Figure 2.Sources and characteristics of multipotent mesenchymal stromal cells (MSCs).
MSCs can be readily isolated from numerous adult and perinatal sources. The minimal criteria for MSC characterisation, published by the ISCT [35], states that MSCs must be plastic-adherent in the standard tissue culture conditions, demonstrate a specific CD immunoprofile as measure by flow cytometry (subsequently amended for adipose-derived MSCs [45]) and demonstrate a specific in vitro differentiation potential by differentiating down, osteogenic, adipogenic and chondrogenic lineages in vitro [35]. Specific stimuli can also promote MSCs to differentiate down myogenic and tenogenic lineages. Alongside traditional tissue culture for cell expansion, MSCs have been effectively up-scaled using bioreactors, thus enabling a switch from autologous to allogeneic multi-dose cell banking for therapeutic uses [59]. Evidence suggests that MSCs secrete large numbers of soluble and vesicle-bound growth factors and immunomodulatory proteins, which may not only have trophic effects on endogenous cells but also modulate the environment for repair [37]. (Created using Biorender.com.).

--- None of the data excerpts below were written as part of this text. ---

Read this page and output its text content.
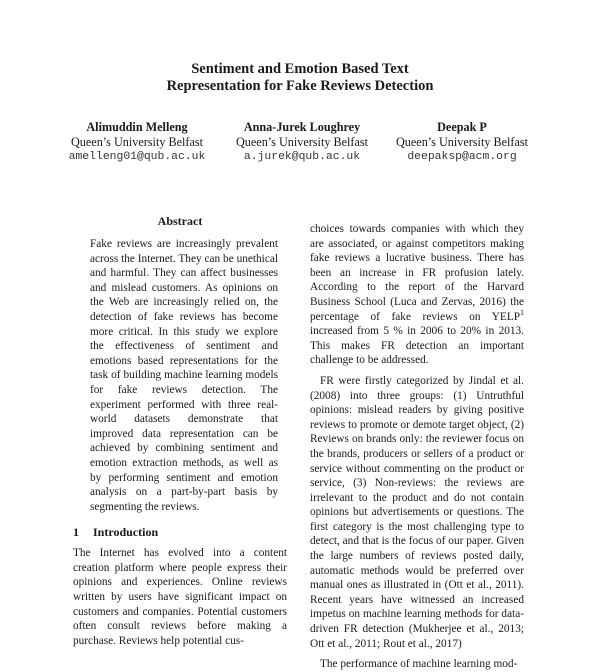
Sentiment and Emotion Based Text
Representation for Fake Reviews Detection
Alimuddin Melleng
Queen’s University Belfast
amelleng01@qub.ac.uk
Anna-Jurek Loughrey
Queen’s University Belfast
a.jurek@qub.ac.uk
Deepak P
Queen’s University Belfast
deepaksp@acm.org

Abstract

Fake reviews are increasingly prevalent across the Internet. They can be unethical and harmful. They can affect businesses and mislead customers. As opinions on the Web are increasingly relied on, the detection of fake reviews has become more critical. In this study we explore the effectiveness of sentiment and emotions based representations for the task of building machine learning models for fake reviews detection. The experiment performed with three real-world datasets demonstrate that improved data representation can be achieved by combining sentiment and emotion extraction methods, as well as by performing sentiment and emotion analysis on a part-by-part basis by segmenting the reviews.

1 Introduction

The Internet has evolved into a content creation platform where people express their opinions and experiences. Online reviews written by users have significant impact on customers and companies. Potential customers often consult reviews before making a purchase. Reviews help potential cus-

choices towards companies with which they are associated, or against competitors making fake reviews a lucrative business. There has been an increase in FR profusion lately. According to the report of the Harvard Business School (Luca and Zervas, 2016) the percentage of fake reviews on YELP$^1$ increased from 5 % in 2006 to 20% in 2013. This makes FR detection an important challenge to be addressed.

FR were firstly categorized by Jindal et al. (2008) into three groups: (1) Untruthful opinions: mislead readers by giving positive reviews to promote or demote target object, (2) Reviews on brands only: the reviewer focus on the brands, producers or sellers of a product or service without commenting on the product or service, (3) Non-reviews: the reviews are irrelevant to the product and do not contain opinions but advertisements or questions. The first category is the most challenging type to detect, and that is the focus of our paper. Given the large numbers of reviews posted daily, automatic methods would be preferred over manual ones as illustrated in (Ott et al., 2011). Recent years have witnessed an increased impetus on machine learning methods for data-driven FR detection (Mukherjee et al., 2013; Ott et al., 2011; Rout et al., 2017)

The performance of machine learning mod-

Figure 3.MSC expression of pluripotency markers.
The expression of pluripotency markers, Nanog, REX-1 and OCT 3/4, is more common on MSCs isolated from umbilical cords (either as a mixed population from all the whole cord (mixed) or from the Wharton's jelly) than those isolated from bone marrow (BM-MSCs). Scale bar represents 100 μm. (Reproduced from [43]).
Figure 4.Selected characteristics of animals used for cartilage repair models.
The most commonly used small animal models include the mouse, rat, guinea pig and rabbit, whilst typically the dog, sheep, goat, pig or horse are considered ‘large animal’ models. With numerous models currently available, choosing the most appropriate remains a challenge, although it is vital to note that a single model cannot encompass all of the extensive aspects involved in human cartilage repair [87]. Both small and large animals have their advantages and disadvantages for example; small animal models reach skeletal maturity faster, thereby reducing husbandry costs, experimental durations, drug and housing requirements. However, larger animals present with greater anatomical similarity in regards to the thickness of articular cartilage, joint size and biomechanics to humans. For example, in mice, the average articular cartilage thickness (mm) in the knee joint is ∼0.03 mm, whereas in horses it is ∼1.5–2.00 mm and in humans, it is ∼2.2–2.5 mm [87–91]. Both chondral and osteochondral defects of varying sizes are used in cartilage repair models; all known critical-size defects in the knee joint from the different animal species are displayed here [87,89,92]. (Created using Biorender.com.).